Update on the sanitizer.

Jul 19, 2012 at 7:13 PM

I wanted to update you on the current state of the sanitizer. We're aware of the frustration you're having and I can only apologise. We're still exploring options - I know it's been six months but I've been trying to get a long term solution to the problem rather than patching unwieldy code.

The attempt to find a better solution and the resources to deliver it are still on-going I'm afraid, but it is discussed and pushed for on a regular basis.

I'm sorry that's all I have for you right now.

Aug 23, 2012 at 12:03 AM


I recently heard AntiXSS library was included in ASP.NET 4.5 (VS 2012) / .NET 4.5.
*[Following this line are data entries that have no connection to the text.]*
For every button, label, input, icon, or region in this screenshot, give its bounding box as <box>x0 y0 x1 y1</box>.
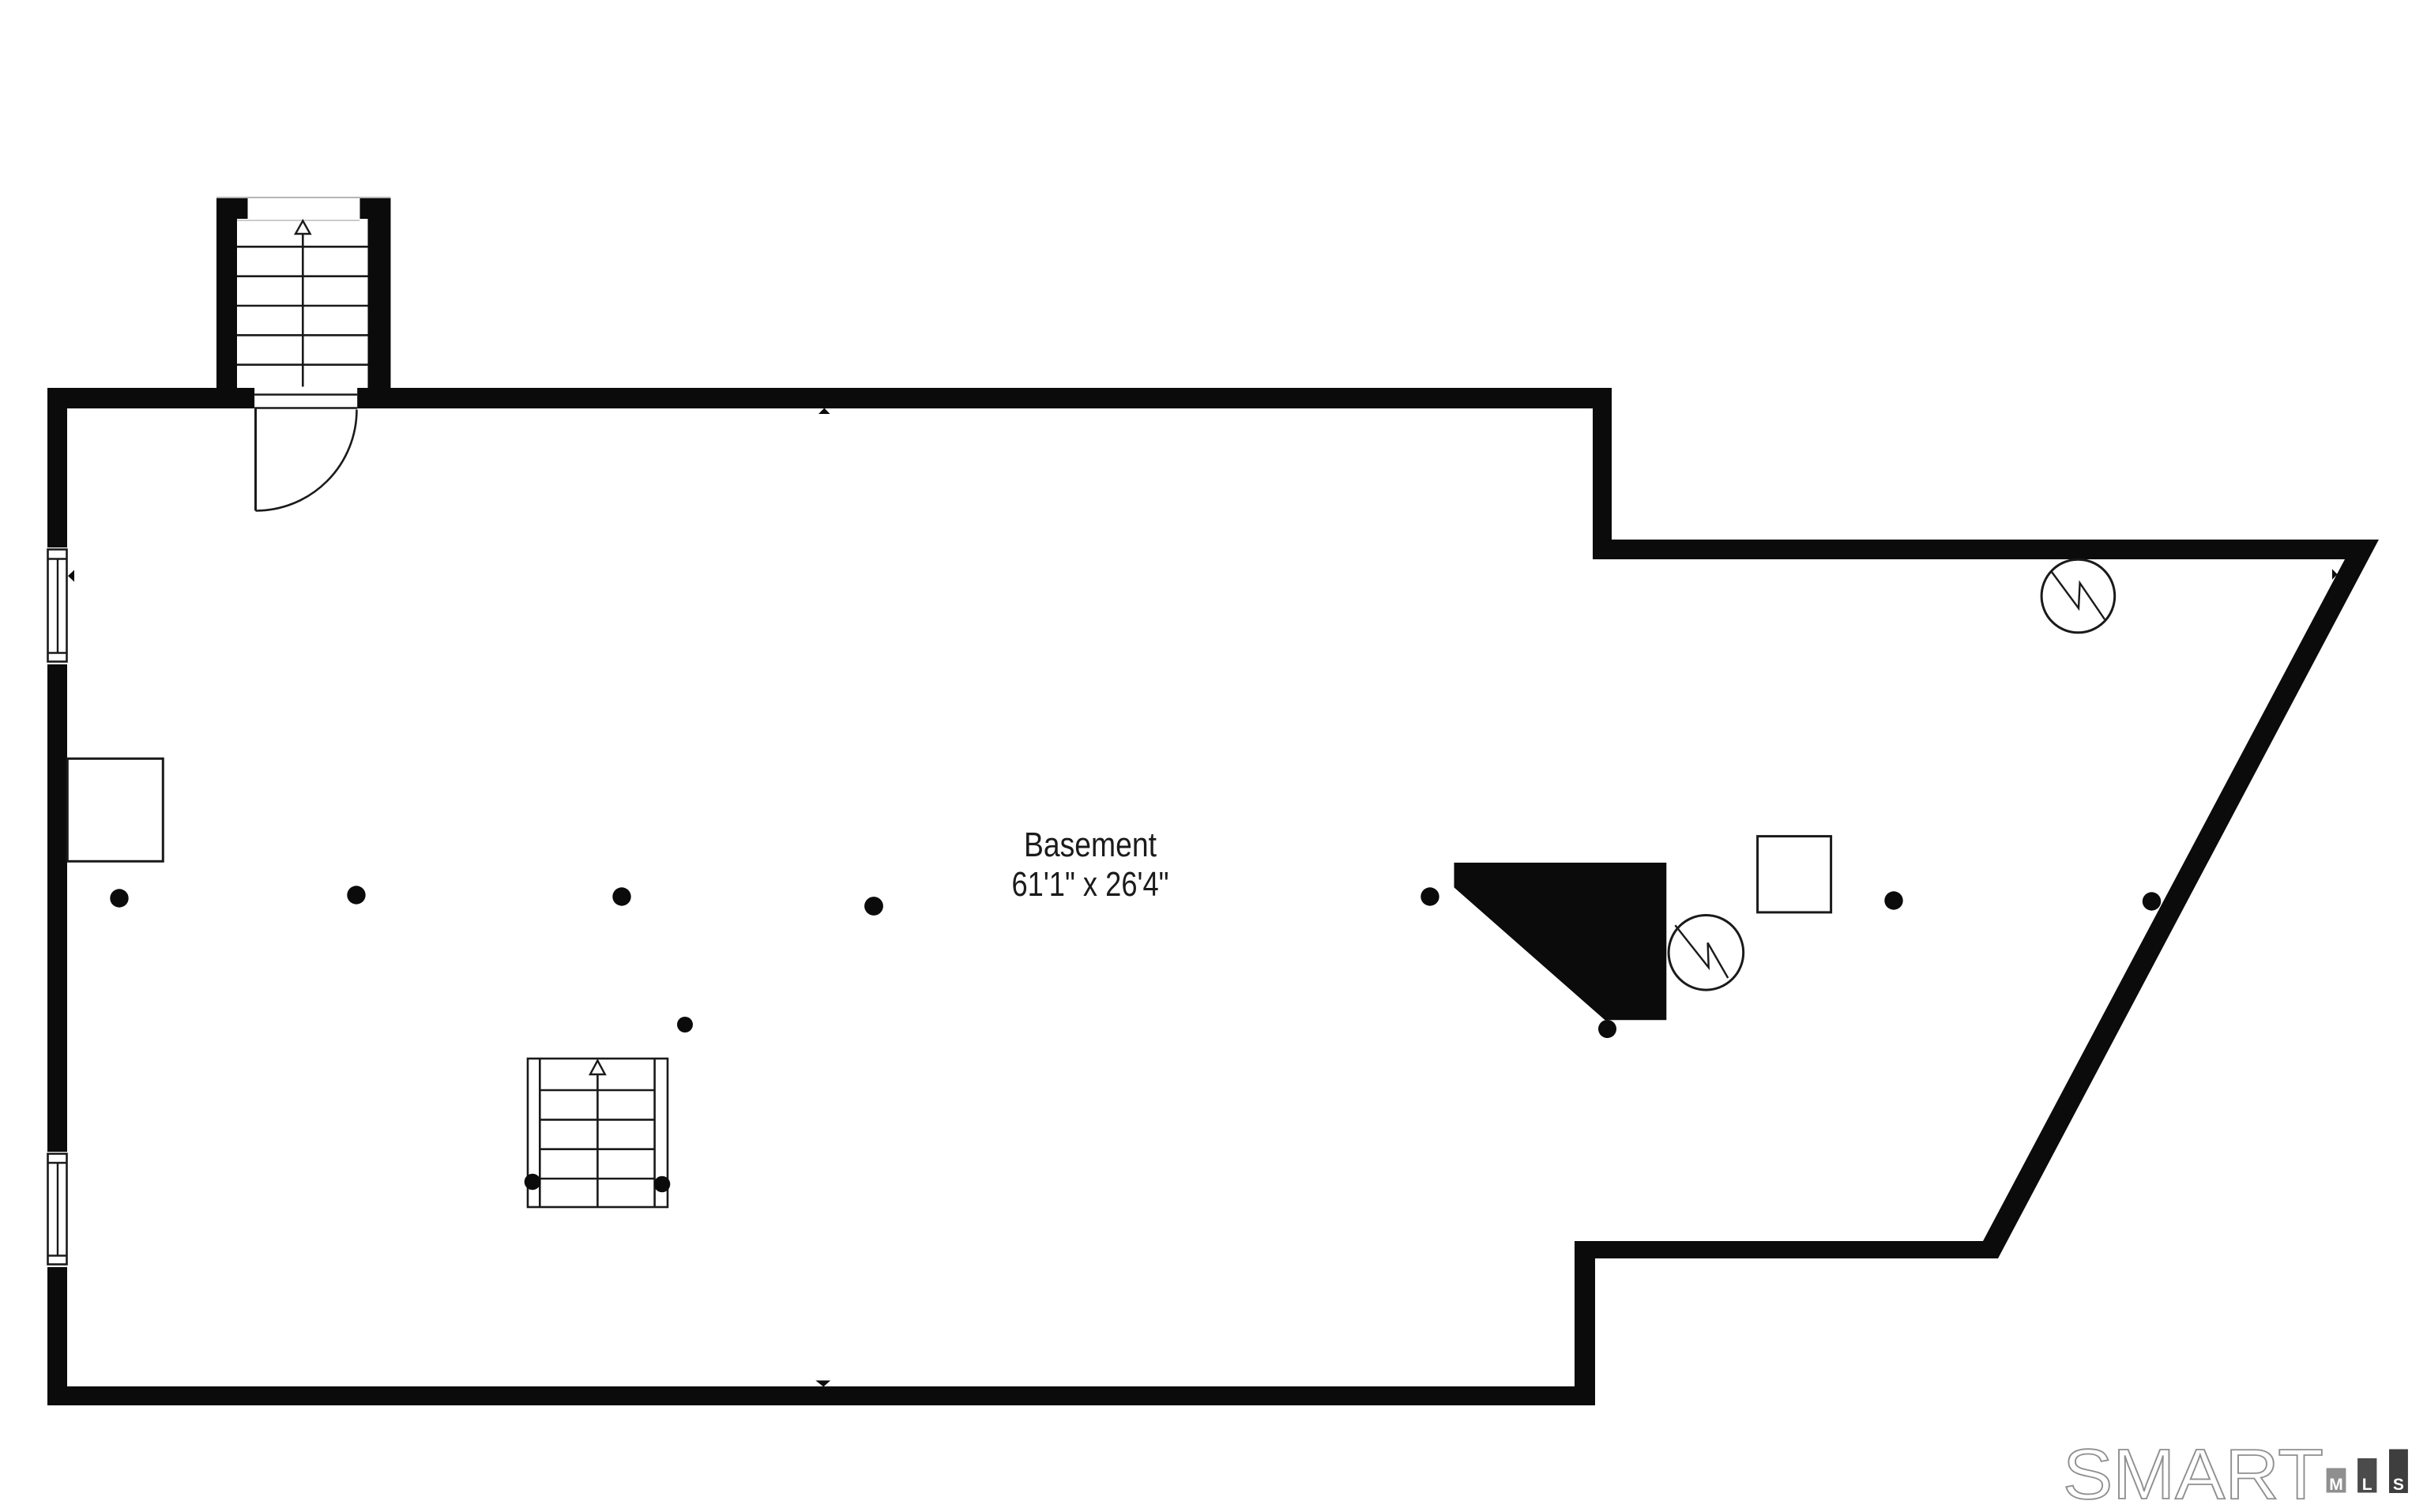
svg-text:Basement: Basement <box>1024 826 1157 864</box>
svg-text:S: S <box>2393 1476 2404 1494</box>
svg-text:SMART: SMART <box>2063 1435 2324 1512</box>
svg-text:61'1" x 26'4": 61'1" x 26'4" <box>1012 865 1169 904</box>
svg-text:M: M <box>2329 1476 2343 1494</box>
svg-text:L: L <box>2362 1476 2372 1494</box>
Does .NET 4.5 include the latest version of AntiXSS that is overly restrictive?


Jan 11, 2013 at 5:31 PM

It's been a year now since the WPL was patched. Do we have any further news on updating the sanitizer?

Jan 30, 2013 at 7:04 PM

Reiterating programmerman's question.  bdorrans, should AntiXss be considered abandoned?  Obviously, .NET 4.5 covers some of the functionality, but (to my knowledge) doesn't have an equivalent to the GetSafeHtmlFragment() method.  Would love to know where things stand, as we have a number of libraries that rely on MWPL.